Arcadia Quartet: Weinberg: String Quartets, Vol. 4 (Nos. 6, 13, and 15)
Mieczysław Weinberg was a Polish composer who escaped as a young man into the Soviet Union at the outbreak of World War II. He remained there for the rest of his life. Shostakovich became a mentor and friend, and we can hear the older composer's influence in Weinberg's music. He seems finally to be getting more attention, with a number of major-label recordings in the past few years. This project of recording his complete string quartets by the Arcadia Quartet has been impressive through its first four volumes, and this fourth volume is the best of all. This is introspective, brooding music that will reward multiple listens.
Nilüfer Yanya: My Method Actor
And last but certainly not least, this young London-based singer-songwriter has been compared to Sade, but while I can hear this in her vocal timbre, she doesn’t quite carry off Sade’s suave sprezzatura. This is not a negative criticism: instead of coolness, she conveys a quiet intensity—which is matched by this album’s subtle, gorgeous production. In addition to being a great singer, Yanya is an accomplished and distinctive rhythm guitarist, and she demonstrates this throughout the album. She sometimes trades in her usual acoustic guitar groove for effective distortion effects, as on the choruses of “Like I Say (I runaway)” and the title track “Method Actor.” Her band is in the pocket and the songwriting is strong. What more could you want?

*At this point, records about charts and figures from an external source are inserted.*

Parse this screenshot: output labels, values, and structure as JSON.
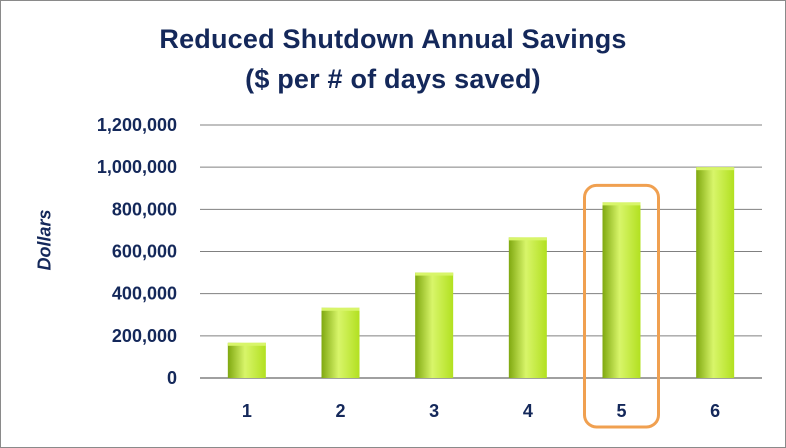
{
  "chart_data": {
    "type": "bar",
    "title": "Reduced Shutdown Annual Savings",
    "subtitle": "($ per # of days saved)",
    "xlabel": "",
    "ylabel": "Dollars",
    "categories": [
      "1",
      "2",
      "3",
      "4",
      "5",
      "6"
    ],
    "values": [
      167000,
      333000,
      500000,
      667000,
      833000,
      1000000
    ],
    "ylim": [
      0,
      1200000
    ],
    "y_ticks": [
      "0",
      "200,000",
      "400,000",
      "600,000",
      "800,000",
      "1,000,000",
      "1,200,000"
    ],
    "grid": true,
    "highlighted_category": "5",
    "colors": {
      "bar": "#b2e020",
      "bar_light": "#d8f56a",
      "bar_dark": "#7fa810",
      "highlight_box": "#f0a050",
      "text": "#14285a",
      "grid": "#808080"
    }
  }
}
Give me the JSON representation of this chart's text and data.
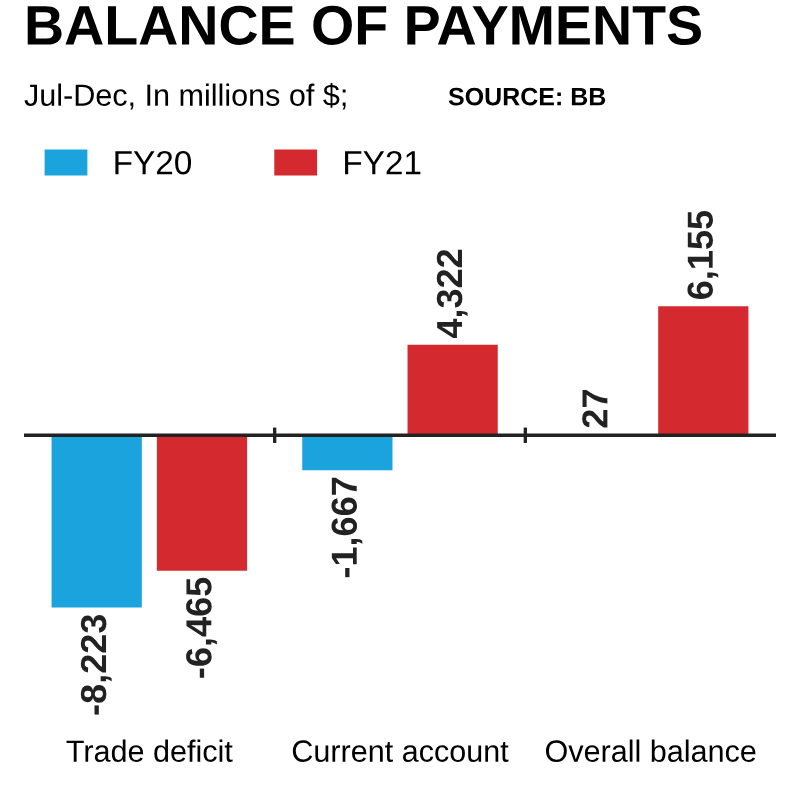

I’m going to take a few days off, but I’ll be back after Christmas for one final list of the year for premium subscribers: honorable mentions and the final selection(s) for album(s) of the year (out of these three dozen nominees from the past three posts). Then in the new year, we’ll begin our reading of the major works of Chaucer! Meanwhile, Happy Holidays!
Thanks for reading, from my fancy internet player-piano to yours.

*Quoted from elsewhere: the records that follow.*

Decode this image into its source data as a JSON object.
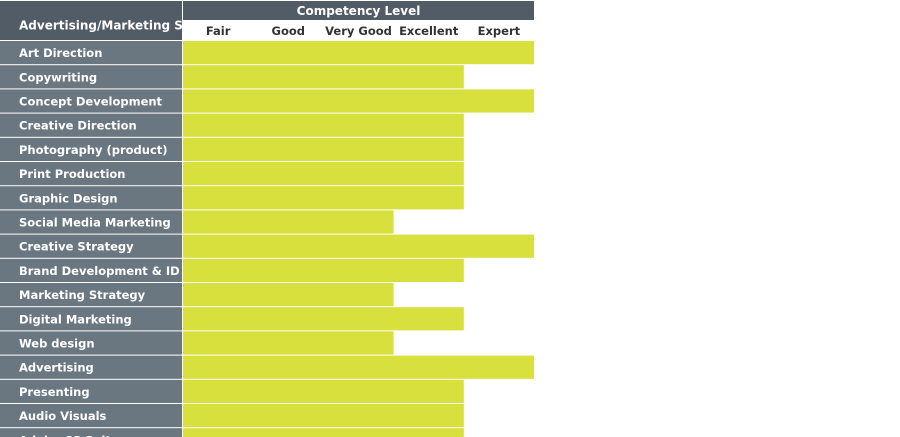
{
  "chart_data": {
    "type": "bar",
    "orientation": "horizontal",
    "title": "Competency Level",
    "row_header": "Advertising/Marketing Skills",
    "levels": [
      "Fair",
      "Good",
      "Very Good",
      "Excellent",
      "Expert"
    ],
    "categories": [
      "Art Direction",
      "Copywriting",
      "Concept Development",
      "Creative Direction",
      "Photography (product)",
      "Print Production",
      "Graphic Design",
      "Social Media Marketing",
      "Creative Strategy",
      "Brand Development & ID",
      "Marketing Strategy",
      "Digital Marketing",
      "Web design",
      "Advertising",
      "Presenting",
      "Audio Visuals",
      "Adobe CS Suite"
    ],
    "values": [
      5,
      4,
      5,
      4,
      4,
      4,
      4,
      3,
      5,
      4,
      3,
      4,
      3,
      5,
      4,
      4,
      4
    ],
    "xlim": [
      0,
      5
    ],
    "grid": false,
    "legend": "none"
  },
  "colors": {
    "header_bg": "#515c66",
    "row_label_bg": "#6b7780",
    "bar": "#d8e03e",
    "separator": "#ffffff"
  }
}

I have loved reading your music selections - absolutely genre eclectic, brilliantly world-covering, and largely unknown to me until your posts. Thank you!!!
I am very familiar with Byrd's The Bells on period instrumentation. Hearing it on modern piano was like listening to an entirely different piece of music - it works, but it is not the same sound. Many of the albums in this list depended on effective sound engineering, whether a set well placed microphone and a good sound mixer or on an entire electronically generated wall of sound. The Bells on piano seems stripped in comparison, less three dimensional in sound than the original lute. Bach's Well Tempered Clavier wasn't intended for piano either, and there is a similar flattening effect when playing Bach on piano.